Question

A bacteria culture starts with 400 bacteria and grows at a rate proportional to its size. After 4 hours, there are 9000 bacteria. A. Find an expression for the number of bacteria after t hours. 400e^((.7783)t) B. Find the number of bacteria after 5 hours. 19592 C. After how many hours will the population reach 30000

Answer 1

A) The expression for the number of bacteria is
`P(t) = 400e^(0.7783t)`.

B) After 5 hours there will be 19593 bacteria.

C) After 5.55 hours the population of bacteria will reach 30000.

Explanation:

A) Here we have a problem with differential equations. Recall that we can interpret the rate of change of a magnitude as its derivative. So, as the rate change proportionally to the size of the population, we have

`P' = kP`

where
`P` stands for the population of bacteria.

Writing
`P'` as
`(dP)/(dt)`, we get

`(dP)/(dt) = kP`.

Notice that this is a separable equation, so

`(dP)/(P) = kdt`.

Then, integrating in both sides of the equality:

`\int(dP)/(P) = \int kdt`.

We have,

`\ln P = kt+C`.

Now, taking exponential

`P(t) = Ce^(kt)`.

The next step is to find the value for the constant
`C`. We do this using the initial condition
`P(0)=400`. Recall that this is the initial population of bacteria. So,

`400 = P(0) = Ce^(k0)=C`.

Hence, the expression becomes

`P(t) = 400e^(kt)`.

Now, we find the value for
`k`. We are going to use that
`P(4)=9000`. Notice that

`9000 = 400e^(k4)`.

Then,

`(90)/(4) = e^(4k)`.

Taking logarithm

`\ln(90)/(4) = 4k`, so
`(1)/(4)\ln(90)/(4) = k`.

So,
`k=0.7783788273`, and approximating to the fourth decimal place we can take
`k=0.7783`. Hence,

`P(t) = 400e^(0.7783t)`.

B) To find the number of bacteria after 5 hours, we only need to evaluate the expression we have obtained in the previous exercise:

`P(5) =400e^(0.7783*5) = 19593.723 \approx 19593`.

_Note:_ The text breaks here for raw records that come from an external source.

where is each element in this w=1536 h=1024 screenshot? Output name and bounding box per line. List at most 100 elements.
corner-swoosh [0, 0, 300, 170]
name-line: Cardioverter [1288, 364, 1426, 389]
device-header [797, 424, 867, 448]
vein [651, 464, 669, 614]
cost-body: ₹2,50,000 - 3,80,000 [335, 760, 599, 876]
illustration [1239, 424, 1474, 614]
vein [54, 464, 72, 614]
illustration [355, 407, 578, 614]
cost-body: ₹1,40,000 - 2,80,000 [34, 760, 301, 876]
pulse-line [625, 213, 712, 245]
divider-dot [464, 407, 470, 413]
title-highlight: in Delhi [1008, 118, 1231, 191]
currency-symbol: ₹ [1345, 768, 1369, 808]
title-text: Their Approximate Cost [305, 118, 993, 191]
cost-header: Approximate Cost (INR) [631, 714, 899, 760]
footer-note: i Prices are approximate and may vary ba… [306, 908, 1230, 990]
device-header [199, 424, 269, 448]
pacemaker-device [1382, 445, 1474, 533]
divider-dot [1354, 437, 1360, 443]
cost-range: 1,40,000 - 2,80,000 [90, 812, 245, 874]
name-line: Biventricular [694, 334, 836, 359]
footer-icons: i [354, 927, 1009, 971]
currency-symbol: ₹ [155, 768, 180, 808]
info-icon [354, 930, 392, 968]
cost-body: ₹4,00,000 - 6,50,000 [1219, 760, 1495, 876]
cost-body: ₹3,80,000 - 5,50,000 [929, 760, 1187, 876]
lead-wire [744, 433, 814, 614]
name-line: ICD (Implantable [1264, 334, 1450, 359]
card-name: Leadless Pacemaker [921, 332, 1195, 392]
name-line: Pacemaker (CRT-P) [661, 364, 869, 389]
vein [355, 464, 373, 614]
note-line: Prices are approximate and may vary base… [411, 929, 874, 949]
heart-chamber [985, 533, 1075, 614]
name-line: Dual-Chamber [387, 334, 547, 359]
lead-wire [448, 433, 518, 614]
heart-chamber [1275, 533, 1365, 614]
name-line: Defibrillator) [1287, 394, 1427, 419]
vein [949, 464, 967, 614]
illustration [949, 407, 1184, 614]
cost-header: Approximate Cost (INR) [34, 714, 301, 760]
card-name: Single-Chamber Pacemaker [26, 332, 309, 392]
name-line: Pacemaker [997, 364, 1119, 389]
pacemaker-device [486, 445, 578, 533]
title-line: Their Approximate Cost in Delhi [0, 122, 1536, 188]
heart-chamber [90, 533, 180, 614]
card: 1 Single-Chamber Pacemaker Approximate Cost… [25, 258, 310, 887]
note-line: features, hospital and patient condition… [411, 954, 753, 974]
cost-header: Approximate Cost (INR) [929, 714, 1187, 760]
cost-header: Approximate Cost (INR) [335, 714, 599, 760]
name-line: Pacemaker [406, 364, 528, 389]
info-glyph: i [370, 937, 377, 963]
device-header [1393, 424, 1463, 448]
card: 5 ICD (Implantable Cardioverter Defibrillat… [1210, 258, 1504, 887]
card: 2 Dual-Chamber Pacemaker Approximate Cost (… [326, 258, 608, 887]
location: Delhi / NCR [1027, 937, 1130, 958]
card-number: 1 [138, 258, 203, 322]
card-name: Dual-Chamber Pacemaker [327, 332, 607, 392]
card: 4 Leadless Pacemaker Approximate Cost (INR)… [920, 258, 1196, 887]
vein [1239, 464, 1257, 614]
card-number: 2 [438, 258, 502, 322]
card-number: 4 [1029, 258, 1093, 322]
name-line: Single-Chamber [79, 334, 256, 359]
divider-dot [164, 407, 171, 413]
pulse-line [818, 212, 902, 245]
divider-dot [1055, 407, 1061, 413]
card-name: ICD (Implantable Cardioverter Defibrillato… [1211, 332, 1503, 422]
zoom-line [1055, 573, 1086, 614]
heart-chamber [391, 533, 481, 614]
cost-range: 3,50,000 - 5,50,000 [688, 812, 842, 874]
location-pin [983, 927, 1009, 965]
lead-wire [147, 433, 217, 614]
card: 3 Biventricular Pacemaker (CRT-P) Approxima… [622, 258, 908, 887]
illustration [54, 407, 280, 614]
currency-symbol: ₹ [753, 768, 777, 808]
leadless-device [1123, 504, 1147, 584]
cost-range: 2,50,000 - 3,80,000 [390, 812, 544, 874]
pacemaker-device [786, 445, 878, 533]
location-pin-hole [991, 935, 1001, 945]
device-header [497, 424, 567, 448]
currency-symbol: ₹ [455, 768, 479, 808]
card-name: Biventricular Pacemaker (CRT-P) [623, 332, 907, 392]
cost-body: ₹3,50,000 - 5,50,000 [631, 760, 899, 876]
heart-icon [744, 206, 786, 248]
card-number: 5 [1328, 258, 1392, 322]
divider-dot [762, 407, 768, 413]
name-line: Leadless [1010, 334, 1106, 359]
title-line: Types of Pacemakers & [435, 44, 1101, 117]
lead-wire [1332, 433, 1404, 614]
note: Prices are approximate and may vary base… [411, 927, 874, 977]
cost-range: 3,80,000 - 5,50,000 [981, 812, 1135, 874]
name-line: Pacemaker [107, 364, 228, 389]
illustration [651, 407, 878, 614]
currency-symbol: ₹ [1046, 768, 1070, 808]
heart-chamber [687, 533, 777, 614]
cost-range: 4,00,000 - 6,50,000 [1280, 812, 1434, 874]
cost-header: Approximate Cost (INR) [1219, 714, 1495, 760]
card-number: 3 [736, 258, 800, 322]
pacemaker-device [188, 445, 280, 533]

C) In this case we want to do the reverse operation: we want to find the value of t such that

`30000 = 400e^(0.7783t)`.

This expression is equivalent to

`75 = e^(0.7783t)`.

Now, taking logarithm we have

`\ln 75 = 0.7783t`.

Finally,

`t = (\ln 75)/(0.7783) \approx 5.55`.

So, after 5.55 hours the population of bacteria will reach 30000.